As in the case of EPS, in NEP the number of iterations carried out by the solver can be determined with NEPGetIterationNumber, and the tolerance and maximum number of iterations can be set with NEPSetTolerances. Also, convergence can be monitored with either textual monitors -nep_monitor, -nep_monitor_all, -nep_monitor_conv, or graphical monitors -nep_monitor draw::draw_lg, -nep_monitor_all draw::draw_lg. See section Controlling and Monitoring Convergence for additional details. Similarly, there is support for viewing the computed solution as explained in section Viewing the Solution.

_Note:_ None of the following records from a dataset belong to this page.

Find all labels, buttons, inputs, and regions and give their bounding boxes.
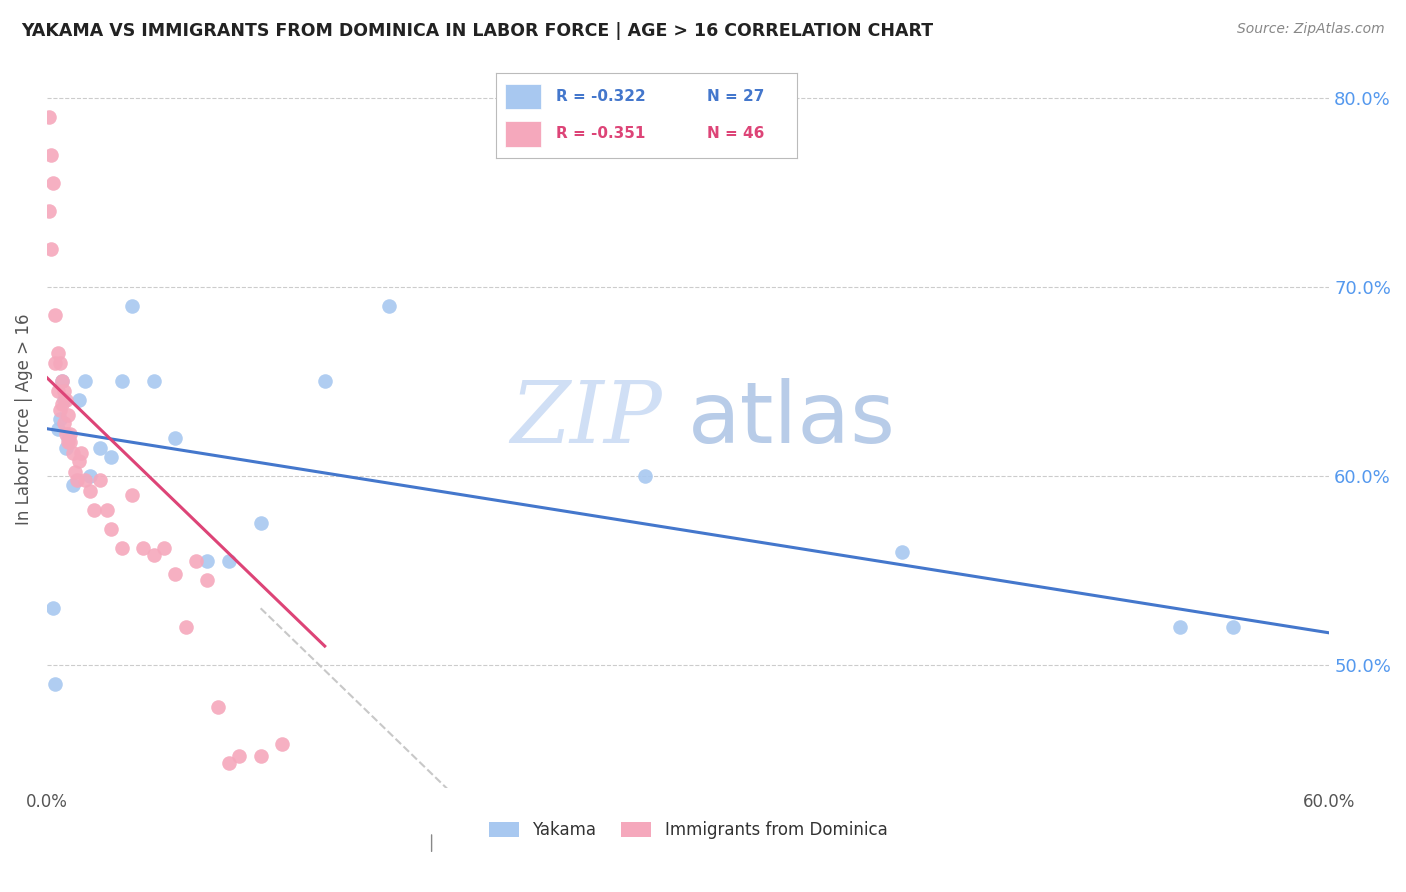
Point: [218, 756, 240, 771]
Point: [59, 434, 82, 449]
Point: [100, 450, 122, 464]
Point: [62, 446, 84, 460]
Point: [44, 308, 66, 322]
Point: [55, 427, 77, 442]
Point: [51, 397, 73, 411]
Point: [89, 441, 111, 455]
Legend: Yakama, Immigrants from Dominica: Yakama, Immigrants from Dominica: [482, 814, 894, 846]
Point: [89, 473, 111, 487]
Point: [634, 469, 657, 483]
Text: atlas: atlas: [688, 377, 896, 461]
Point: [249, 516, 271, 531]
Point: [62, 478, 84, 492]
Y-axis label: In Labor Force | Age > 16: In Labor Force | Age > 16: [15, 313, 32, 525]
Point: [228, 748, 250, 763]
Point: [111, 541, 134, 555]
Point: [53, 393, 76, 408]
Point: [142, 549, 165, 563]
Point: [58, 434, 80, 449]
Point: [48, 355, 70, 369]
Point: [153, 541, 176, 555]
Point: [55, 393, 77, 408]
Point: [111, 375, 134, 389]
Point: [70, 446, 93, 460]
Point: [174, 620, 197, 634]
Point: [96, 503, 118, 517]
Text: ZIP: ZIP: [510, 378, 662, 460]
Point: [38, 204, 60, 219]
Text: YAKAMA VS IMMIGRANTS FROM DOMINICA IN LABOR FORCE | AGE > 16 CORRELATION CHART: YAKAMA VS IMMIGRANTS FROM DOMINICA IN LA…: [21, 22, 934, 40]
Point: [100, 522, 122, 536]
Point: [48, 412, 70, 426]
Point: [75, 375, 97, 389]
Point: [38, 110, 60, 124]
Point: [314, 375, 336, 389]
Point: [207, 699, 229, 714]
Point: [46, 422, 69, 436]
Text: Source: ZipAtlas.com: Source: ZipAtlas.com: [1237, 22, 1385, 37]
Point: [46, 384, 69, 398]
Point: [58, 409, 80, 423]
Point: [48, 402, 70, 417]
Point: [44, 355, 66, 369]
Point: [890, 544, 912, 558]
Point: [67, 393, 90, 408]
Point: [165, 431, 187, 445]
Point: [186, 554, 208, 568]
Point: [121, 299, 143, 313]
Point: [121, 488, 143, 502]
Point: [75, 473, 97, 487]
Point: [165, 567, 187, 582]
Point: [271, 737, 294, 751]
Point: [63, 465, 86, 479]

The NEP class also provides some kind of iterative refinement, similar to the one available in PEP, see section Iterative Refinement. The parameters can be set with NEPSetRefine

NEPSetRefine(NEP nep,NEPRefine refine,PetscInt npart,
             PetscReal tol,PetscInt its,NEPRefineScheme scheme);

Footnotes

[Campos:2021:NEP]

C. Campos and J. E. Roman. NEP: a module for the parallel solution of nonlinear eigenvalue problems in SLEPc. ACM Transactions on Mathematical Software, 47(3):23:1–23:29, 2021. doi:10.1145/3447544.

[Guttel:2017:NEP]

S. Güttel and F. Tisseur. The nonlinear eigenvalue problem. Acta Numerica, 26:1–94, 2017.

[str-11]

Y. Maeda, T. Sakurai, and J. E. Roman. Contour Integral Spectrum Slicing Method in SLEPc. Technical Report STR-11, Universitat Politècnica de València, 2016. Available at https://slepc.upv.es.

[Mehrmann:2004:NEP]

V. Mehrmann and H. Voss. Nonlinear eigenvalue problems: a challenge for modern eigenvalue methods. GAMM Mitteilungen, 27(2):121–152, 2004.